The apostle says here that God pronounced the curse on the creation "in hope" of "the revealing of the sons of God," which would release it "from the bondage of corruption." God designed the curse on Adam to enhance man's chance to enter His Family! God would rather have done it another way—through His guidance in the Garden of Eden—but since Adam and Eve chose rebellion, He designed Adam's curse to reach the same end by a different means: hard toil, struggle, and eventual death!

Richard T. Ritenbaugh
The First Prophecy (Part Three)

Genesis 3:19

The last part of God's curse on Adam involves the brevity of physical life. To this point, death had been mentioned only as a threatened punishment for sin (Genesis 2:17), so it must be assumed that, as long as Adam and Eve remained sinless, they would not die. Paul writes in Romans 5:12, "Therefore, just as through one man sin entered the world, and death through sin, and thus death spread to all men, because all sinned."

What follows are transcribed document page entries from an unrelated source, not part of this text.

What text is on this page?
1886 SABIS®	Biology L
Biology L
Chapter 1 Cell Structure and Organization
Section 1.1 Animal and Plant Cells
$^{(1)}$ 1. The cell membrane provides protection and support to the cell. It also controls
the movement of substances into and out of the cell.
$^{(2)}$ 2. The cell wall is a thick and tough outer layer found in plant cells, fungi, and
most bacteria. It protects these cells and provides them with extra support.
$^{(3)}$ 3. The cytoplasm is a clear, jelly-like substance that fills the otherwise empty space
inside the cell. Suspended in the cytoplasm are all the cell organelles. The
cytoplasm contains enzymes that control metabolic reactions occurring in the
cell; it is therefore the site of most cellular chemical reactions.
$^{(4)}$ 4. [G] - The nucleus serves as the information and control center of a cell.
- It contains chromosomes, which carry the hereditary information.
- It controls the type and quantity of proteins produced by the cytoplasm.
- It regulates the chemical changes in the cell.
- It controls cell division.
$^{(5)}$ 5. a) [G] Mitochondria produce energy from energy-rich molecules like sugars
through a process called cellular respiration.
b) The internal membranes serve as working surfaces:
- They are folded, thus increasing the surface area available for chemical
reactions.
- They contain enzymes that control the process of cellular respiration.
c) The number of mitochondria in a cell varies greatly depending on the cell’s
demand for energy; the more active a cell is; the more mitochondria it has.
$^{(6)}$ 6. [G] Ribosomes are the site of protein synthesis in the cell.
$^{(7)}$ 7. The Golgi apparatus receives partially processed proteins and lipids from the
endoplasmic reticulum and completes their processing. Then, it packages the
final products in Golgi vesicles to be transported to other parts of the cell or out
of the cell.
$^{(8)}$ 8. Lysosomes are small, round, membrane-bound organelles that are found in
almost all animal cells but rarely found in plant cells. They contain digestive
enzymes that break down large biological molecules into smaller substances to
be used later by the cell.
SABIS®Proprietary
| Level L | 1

God designed His wording of Adam's punishment to link mankind with the earth: He was created out of it, and when he died, he would return to it. His sin had removed him from the environs of the heavenly and forced him to dwell, labor, and die in the earthly. Yet even this has a silver lining:

And so it is written, "The first man Adam became a living being." The last Adam became a life-giving spirit. However, the spiritual is not first, but the natural, and afterward the spiritual. The first man was of the earth, made of dust; the second Man is the Lord from heaven. As was the man of dust, so also those who are made of dust; and as is the heavenly Man, so also are those who are heavenly. And as we have borne the image of the man of dust, we shall also bear the image of the heavenly Man. (I Corinthians 15:45-49)

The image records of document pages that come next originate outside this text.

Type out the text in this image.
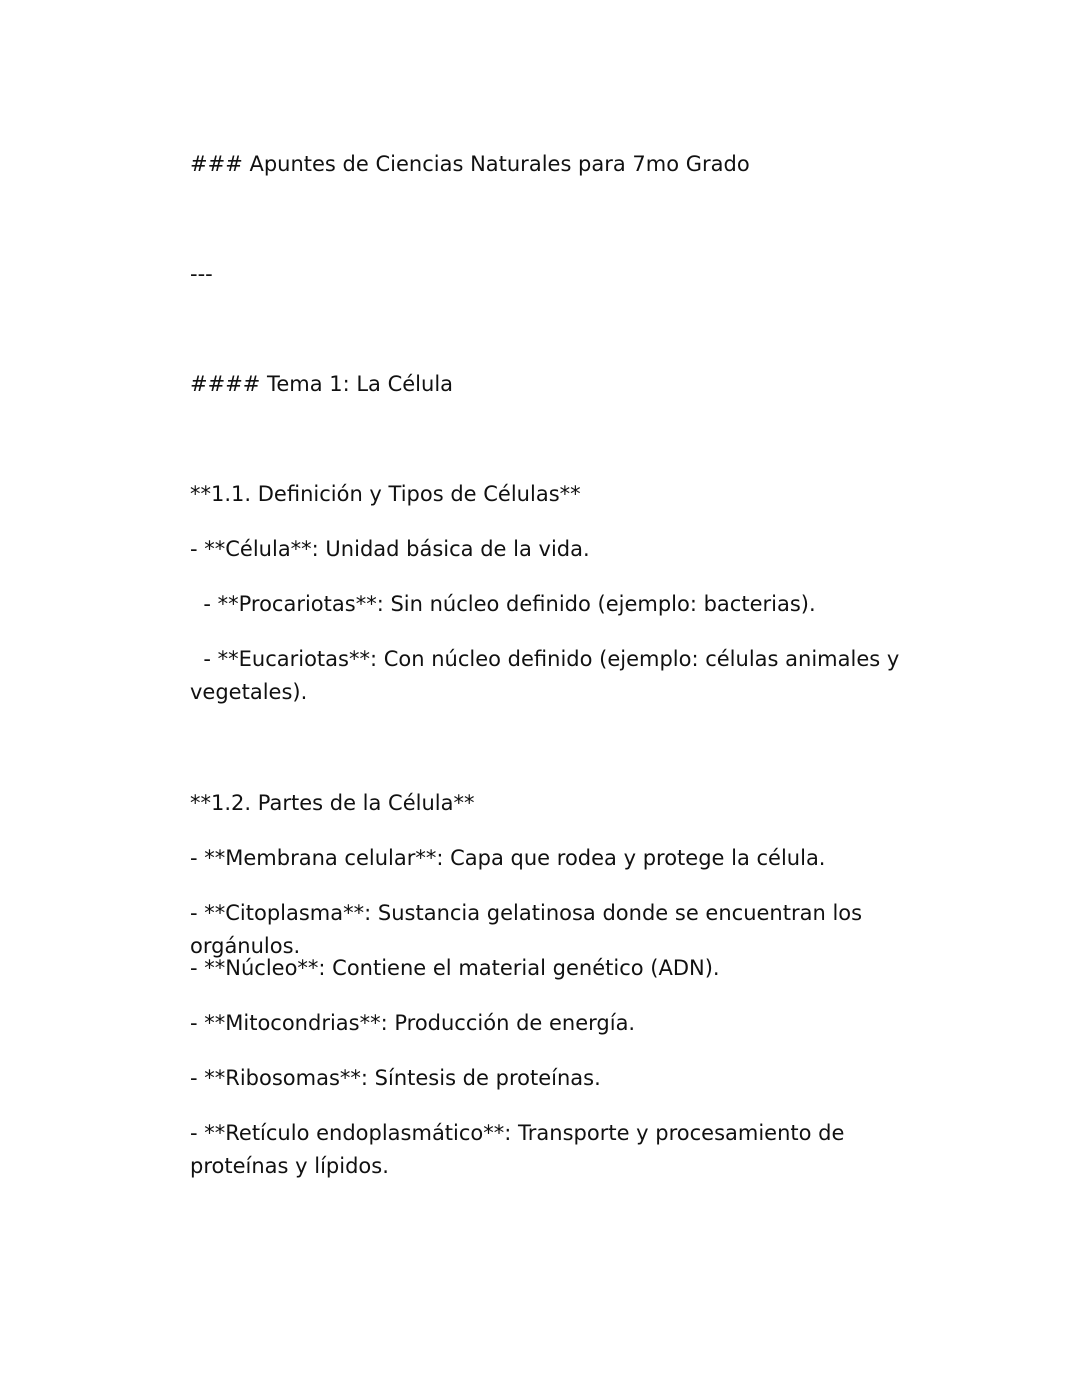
### Apuntes de Ciencias Naturales para 7mo Grado

---

#### Tema 1: La Célula

**1.1. Definición y Tipos de Células**

- **Célula**: Unidad básica de la vida.

- **Procariotas**: Sin núcleo definido (ejemplo: bacterias).

- **Eucariotas**: Con núcleo definido (ejemplo: células animales y vegetales).

**1.2. Partes de la Célula**

- **Membrana celular**: Capa que rodea y protege la célula.

- **Citoplasma**: Sustancia gelatinosa donde se encuentran los orgánulos.

- **Núcleo**: Contiene el material genético (ADN).

- **Mitocondrias**: Producción de energía.

- **Ribosomas**: Síntesis de proteínas.

- **Retículo endoplasmático**: Transporte y procesamiento de proteínas y lípidos.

The benefit of a physical body is that it can die! This may sound strange, but it is exactly this fact that makes man able to become immortal sons of God! Men can die and be resurrected, following the pattern set by Christ, receiving eternal life and the rewards of His Kingdom. It is our righteous living in the flesh through the grace of God that qualifies us for this glorious potential.

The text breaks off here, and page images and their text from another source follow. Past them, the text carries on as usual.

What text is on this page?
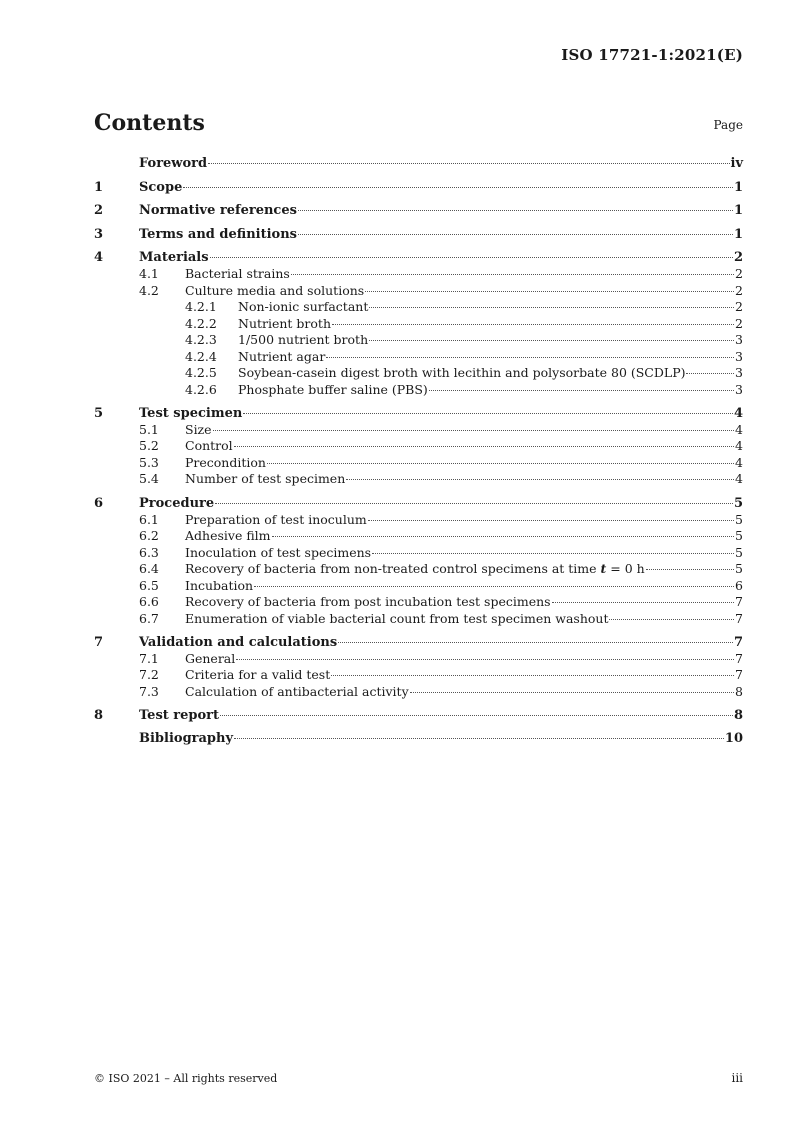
ISO 17721-1:2021(E)
Contents	Page
Foreword	iv
1	Scope	1
2	Normative references	1
3	Terms and definitions	1
4	Materials	2
4.1	Bacterial strains	2
4.2	Culture media and solutions	2
4.2.1	Non-ionic surfactant	2
4.2.2	Nutrient broth	2
4.2.3	1/500 nutrient broth	3
4.2.4	Nutrient agar	3
4.2.5	Soybean-casein digest broth with lecithin and polysorbate 80 (SCDLP)	3
4.2.6	Phosphate buffer saline (PBS)	3
5	Test specimen	4
5.1	Size	4
5.2	Control	4
5.3	Precondition	4
5.4	Number of test specimen	4
6	Procedure	5
6.1	Preparation of test inoculum	5
6.2	Adhesive film	5
6.3	Inoculation of test specimens	5
6.4	Recovery of bacteria from non-treated control specimens at time t = 0 h	5
6.5	Incubation	6
6.6	Recovery of bacteria from post incubation test specimens	7
6.7	Enumeration of viable bacterial count from test specimen washout	7
7	Validation and calculations	7
7.1	General	7
7.2	Criteria for a valid test	7
7.3	Calculation of antibacterial activity	8
8	Test report	8
Bibliography	10
© ISO 2021 – All rights reserved	iii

On the flip side, our physical nature also makes it possible for God to rid the universe of anyone unwilling to submit to Him. Unlike angels, men can be completely consumed in the Lake of Fire—totally destroyed for all eternity and unable to defile the holiness of God's Kingdom. Though God desires "all [to] come to repentance" (II Peter 3:9) and "all men to be saved" (I Timothy 2:4), He has this option should it be needed. Revelation 19:20 shows that it will indeed.

Richard T. Ritenbaugh
The First Prophecy (Part Three)

Genesis 3:19

God pronounces a curse upon mankind after Adam and Eve's sin. It is not that working is a curse; God had previously told them they were to dress and keep the Garden. Rather, the curse is the burden of providing for oneself in a world that has turned its back on God.